Learning Multi-Types of Neighbor Node Attributes and Semantics by Heterogeneous Graph Transformer and Multi-View Attention for Drug-Related Side-Effect Prediction

Abstract

Since side-effects of drugs are one of the primary reasons for their failure in clinical trials, predicting their side-effects can help reduce drug development costs. We proposed a method based on heterogeneous graph transformer and capsule networks for side-effect-drug-association prediction (TCSD). The method encodes and integrates attributes from multiple types of neighbor nodes, connection semantics, and multi-view pairwise information. In each drug-side-effect heterogeneous graph, a target node has two types of neighbor nodes, the drug nodes and the side-effect ones. We proposed a new heterogeneous graph transformer-based context representation learning module. The module is able to encode specific topology and the contextual relations among multiple kinds of nodes.

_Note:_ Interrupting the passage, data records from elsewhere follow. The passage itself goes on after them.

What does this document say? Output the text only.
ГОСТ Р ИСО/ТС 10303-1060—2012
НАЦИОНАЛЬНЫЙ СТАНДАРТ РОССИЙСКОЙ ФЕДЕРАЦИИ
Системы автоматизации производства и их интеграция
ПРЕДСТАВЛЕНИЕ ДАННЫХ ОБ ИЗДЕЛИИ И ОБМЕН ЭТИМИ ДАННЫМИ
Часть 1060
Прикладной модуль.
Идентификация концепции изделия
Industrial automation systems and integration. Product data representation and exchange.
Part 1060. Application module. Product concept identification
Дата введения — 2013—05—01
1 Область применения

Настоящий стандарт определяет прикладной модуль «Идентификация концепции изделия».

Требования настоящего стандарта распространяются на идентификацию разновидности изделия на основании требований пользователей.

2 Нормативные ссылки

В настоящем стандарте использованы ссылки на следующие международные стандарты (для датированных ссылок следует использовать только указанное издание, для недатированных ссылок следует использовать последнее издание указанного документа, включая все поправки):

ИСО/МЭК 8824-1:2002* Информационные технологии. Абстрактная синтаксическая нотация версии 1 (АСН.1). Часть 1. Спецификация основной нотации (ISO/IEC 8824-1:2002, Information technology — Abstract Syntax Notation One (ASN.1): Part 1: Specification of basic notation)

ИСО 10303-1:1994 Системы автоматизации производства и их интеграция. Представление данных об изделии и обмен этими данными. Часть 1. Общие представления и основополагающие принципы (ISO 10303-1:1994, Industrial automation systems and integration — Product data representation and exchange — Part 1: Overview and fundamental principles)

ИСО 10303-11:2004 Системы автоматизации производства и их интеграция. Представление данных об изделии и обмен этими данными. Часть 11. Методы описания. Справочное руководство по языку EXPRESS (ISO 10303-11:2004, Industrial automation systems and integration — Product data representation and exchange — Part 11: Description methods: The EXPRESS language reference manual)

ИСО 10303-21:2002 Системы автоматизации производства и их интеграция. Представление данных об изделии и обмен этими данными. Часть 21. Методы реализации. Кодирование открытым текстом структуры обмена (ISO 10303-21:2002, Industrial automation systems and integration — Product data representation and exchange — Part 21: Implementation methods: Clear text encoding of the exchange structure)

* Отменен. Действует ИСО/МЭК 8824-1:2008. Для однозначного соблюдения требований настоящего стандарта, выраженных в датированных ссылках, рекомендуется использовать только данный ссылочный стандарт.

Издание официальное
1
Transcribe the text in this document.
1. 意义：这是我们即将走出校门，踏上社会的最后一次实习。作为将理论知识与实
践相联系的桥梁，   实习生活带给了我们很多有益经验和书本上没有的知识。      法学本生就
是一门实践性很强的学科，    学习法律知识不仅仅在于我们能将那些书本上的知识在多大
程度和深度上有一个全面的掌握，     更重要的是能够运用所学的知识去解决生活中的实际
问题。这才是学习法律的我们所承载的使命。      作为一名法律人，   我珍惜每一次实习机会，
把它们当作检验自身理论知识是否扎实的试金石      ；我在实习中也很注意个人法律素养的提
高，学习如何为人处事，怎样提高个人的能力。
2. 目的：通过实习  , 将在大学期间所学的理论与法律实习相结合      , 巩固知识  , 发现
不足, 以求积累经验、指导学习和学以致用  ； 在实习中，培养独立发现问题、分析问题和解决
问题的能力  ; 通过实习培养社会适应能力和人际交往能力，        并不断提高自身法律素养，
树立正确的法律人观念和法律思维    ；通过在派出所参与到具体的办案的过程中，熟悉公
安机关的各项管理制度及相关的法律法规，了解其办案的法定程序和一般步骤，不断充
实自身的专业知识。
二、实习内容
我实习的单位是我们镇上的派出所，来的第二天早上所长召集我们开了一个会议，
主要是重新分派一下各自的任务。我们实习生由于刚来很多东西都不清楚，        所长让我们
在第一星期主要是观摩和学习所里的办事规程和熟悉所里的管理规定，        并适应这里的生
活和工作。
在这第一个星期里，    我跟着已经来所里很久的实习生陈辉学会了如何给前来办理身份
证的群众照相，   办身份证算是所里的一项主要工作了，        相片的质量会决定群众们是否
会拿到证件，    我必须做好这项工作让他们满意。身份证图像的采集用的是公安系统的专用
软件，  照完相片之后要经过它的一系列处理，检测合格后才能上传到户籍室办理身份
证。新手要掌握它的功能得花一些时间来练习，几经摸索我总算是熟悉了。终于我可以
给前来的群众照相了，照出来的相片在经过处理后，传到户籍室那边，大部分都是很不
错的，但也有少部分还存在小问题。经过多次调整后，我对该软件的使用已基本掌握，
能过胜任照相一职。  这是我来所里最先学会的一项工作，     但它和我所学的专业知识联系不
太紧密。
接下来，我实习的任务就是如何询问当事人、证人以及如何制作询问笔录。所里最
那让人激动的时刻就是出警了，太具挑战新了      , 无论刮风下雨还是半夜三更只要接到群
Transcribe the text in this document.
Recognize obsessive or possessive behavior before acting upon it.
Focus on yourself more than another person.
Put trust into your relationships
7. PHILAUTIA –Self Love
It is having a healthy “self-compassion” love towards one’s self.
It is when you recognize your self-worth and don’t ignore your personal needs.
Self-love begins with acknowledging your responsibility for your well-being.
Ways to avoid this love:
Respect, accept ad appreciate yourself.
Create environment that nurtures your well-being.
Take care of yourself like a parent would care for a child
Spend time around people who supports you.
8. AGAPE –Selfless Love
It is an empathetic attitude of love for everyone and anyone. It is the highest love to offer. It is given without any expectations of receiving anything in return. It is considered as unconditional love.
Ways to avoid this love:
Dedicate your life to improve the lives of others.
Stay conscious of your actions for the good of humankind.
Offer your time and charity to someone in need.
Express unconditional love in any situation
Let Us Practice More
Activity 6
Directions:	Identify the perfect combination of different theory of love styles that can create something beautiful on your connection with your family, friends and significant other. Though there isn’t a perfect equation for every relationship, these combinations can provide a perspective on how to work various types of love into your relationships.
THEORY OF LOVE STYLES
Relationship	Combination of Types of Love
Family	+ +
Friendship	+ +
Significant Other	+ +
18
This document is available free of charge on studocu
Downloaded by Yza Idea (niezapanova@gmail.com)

There are similarity and association connections between the target node and its various types of neighbor nodes, and these connections imply semantic diversity. Therefore, we designed a new strategy to measure the importance of a neighboring node to the target node and incorporate different semantics of the connections between the target node and its multi-type neighbors. Furthermore, we designed attentions at the neighbor node type level and at the graph level, respectively, to obtain enhanced informative neighbor node features and multi-graph features. Finally, a pairwise multi-view feature learning module based on capsule networks was built to learn the pairwise attributes from the heterogeneous graphs. Our prediction model was evaluated using a public dataset, and the cross-validation results showed it achieved superior performance to several state-of-the-art methods. Ablation experiments undertaken demonstrated the effectiveness of heterogeneous graph transformer-based context encoding, the position enhanced pairwise attribute learning, and the neighborhood node category-level attention. Case studies on five drugs further showed TCSD’s ability in retrieving potential drug-related side-effect candidates, and TCSD inferred the candidate side-effects for 708 drugs.